Nordrien dans la crise de l’eau à Flint, dans le Michigan, n’était de nature discrète ou isolée. Après que les responsables de la ville aient transféré l’approvisionnement en eau de la ville du lac Huron à la rivière Flint en 2014 sans traiter les contaminants, ils ont nié pendant plus d’un an qu’il y avait un problème, même si des tests ont révélé des niveaux élevés de bactéries et de plomb dans l’eau des résidents. Quand ils ont changé à nouveau en octobre 2015, il était déjà trop tard ; les tuyaux corrodés avaient lessivé suffisamment de plomb pour causer une foule de problèmes de santé physique, des infections bactériennes à l’infertilité et ce qui se révélerait être des dommages neurologiques chez les enfants. Maintenant, de nouvelles recherches montrent que les effets sur la santé mentale de la crise de l’eau de Flint ont probablement été tout aussi débilitants et durables.

Une enquête représentative auprès de près de 2 000 résidents de Flint menée fin 2019 et début 2020, près de cinq ans après le début de la crise de l’eau, a constaté qu’une personne sur cinq avait soupçonné une dépression majeure au cours de l’année écoulée, une sur quatre avait soupçonné un trouble de stress post-traumatique (TSPT) et une sur 10 souffrait des deux affections (« suspectée » uniquement parce que les répondants répondaient aux critères de diagnostic du DSM-5 pour les troubles mais n’avaient pas été diagnostiqués individuellement par un médecin).

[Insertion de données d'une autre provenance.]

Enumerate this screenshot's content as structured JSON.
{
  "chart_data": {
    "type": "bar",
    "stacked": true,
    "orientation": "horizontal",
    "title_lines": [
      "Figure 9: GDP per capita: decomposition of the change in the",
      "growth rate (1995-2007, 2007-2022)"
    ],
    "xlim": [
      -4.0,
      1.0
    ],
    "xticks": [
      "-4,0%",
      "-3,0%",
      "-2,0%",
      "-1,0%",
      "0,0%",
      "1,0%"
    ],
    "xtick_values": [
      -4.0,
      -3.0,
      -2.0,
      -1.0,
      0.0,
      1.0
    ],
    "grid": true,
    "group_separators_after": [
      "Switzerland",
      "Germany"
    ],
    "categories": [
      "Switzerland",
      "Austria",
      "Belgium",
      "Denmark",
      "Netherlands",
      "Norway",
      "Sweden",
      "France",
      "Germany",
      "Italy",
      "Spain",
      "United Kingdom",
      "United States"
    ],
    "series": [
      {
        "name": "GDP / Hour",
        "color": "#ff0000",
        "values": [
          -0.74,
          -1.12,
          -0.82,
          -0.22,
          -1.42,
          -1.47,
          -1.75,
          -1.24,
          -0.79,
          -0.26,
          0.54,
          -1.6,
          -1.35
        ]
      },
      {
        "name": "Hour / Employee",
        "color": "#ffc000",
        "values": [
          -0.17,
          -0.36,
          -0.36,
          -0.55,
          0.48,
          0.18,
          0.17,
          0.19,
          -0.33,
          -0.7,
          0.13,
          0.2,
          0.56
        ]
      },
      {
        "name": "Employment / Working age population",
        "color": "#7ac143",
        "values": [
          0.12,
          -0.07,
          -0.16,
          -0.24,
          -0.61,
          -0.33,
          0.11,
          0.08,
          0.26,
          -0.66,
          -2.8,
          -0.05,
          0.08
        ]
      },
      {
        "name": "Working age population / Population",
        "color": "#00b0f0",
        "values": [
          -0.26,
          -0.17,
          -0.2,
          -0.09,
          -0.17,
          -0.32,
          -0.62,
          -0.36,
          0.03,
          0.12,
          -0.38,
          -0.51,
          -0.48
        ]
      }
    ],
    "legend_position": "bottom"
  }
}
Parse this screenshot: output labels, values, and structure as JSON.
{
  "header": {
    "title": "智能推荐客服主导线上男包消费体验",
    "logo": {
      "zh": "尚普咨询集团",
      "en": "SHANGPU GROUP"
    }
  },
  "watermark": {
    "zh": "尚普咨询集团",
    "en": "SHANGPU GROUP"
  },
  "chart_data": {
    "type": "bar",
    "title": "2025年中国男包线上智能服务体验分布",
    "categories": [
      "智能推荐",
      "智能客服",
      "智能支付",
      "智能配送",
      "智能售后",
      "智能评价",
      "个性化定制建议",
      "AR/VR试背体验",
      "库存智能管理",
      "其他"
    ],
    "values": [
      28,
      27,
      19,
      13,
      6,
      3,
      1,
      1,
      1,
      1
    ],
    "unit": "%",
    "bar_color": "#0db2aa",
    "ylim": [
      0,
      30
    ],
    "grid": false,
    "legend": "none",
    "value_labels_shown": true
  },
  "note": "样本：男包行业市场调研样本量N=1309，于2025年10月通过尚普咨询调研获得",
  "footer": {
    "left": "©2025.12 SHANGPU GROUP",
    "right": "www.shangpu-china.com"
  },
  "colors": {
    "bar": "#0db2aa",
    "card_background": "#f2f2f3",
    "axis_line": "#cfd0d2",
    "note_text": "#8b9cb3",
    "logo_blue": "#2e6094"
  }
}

Pour être clair, cette prévalence de la dépression est plus du double de celle de la population générale des États-Unis, tandis que ce taux de SSPT est près de cinq fois plus élevé.

Ces chiffres parlent du principal coût psychologique de la crise ; en fait, une crise secondaire qui est probablement toujours en cours. « En étudiant d’autres types de catastrophes environnementales et causées par l’homme comme le 11 septembre, nous avons constaté que si la plupart des gens ressentent de la détresse immédiatement après, ce nombre diminuera au cours des deux premiers mois avant de se stabiliser », déclare Dean Kilpatrick. , PhD, auteur principal de l’étude et professeur universitaire émérite au Département de psychiatrie et des sciences du comportement de l’Université médicale de Caroline du Sud. « Je ne soupçonnerais pas que si nous retournions aux mêmes résidents de Flint maintenant, nous verrions beaucoup d’améliorations. »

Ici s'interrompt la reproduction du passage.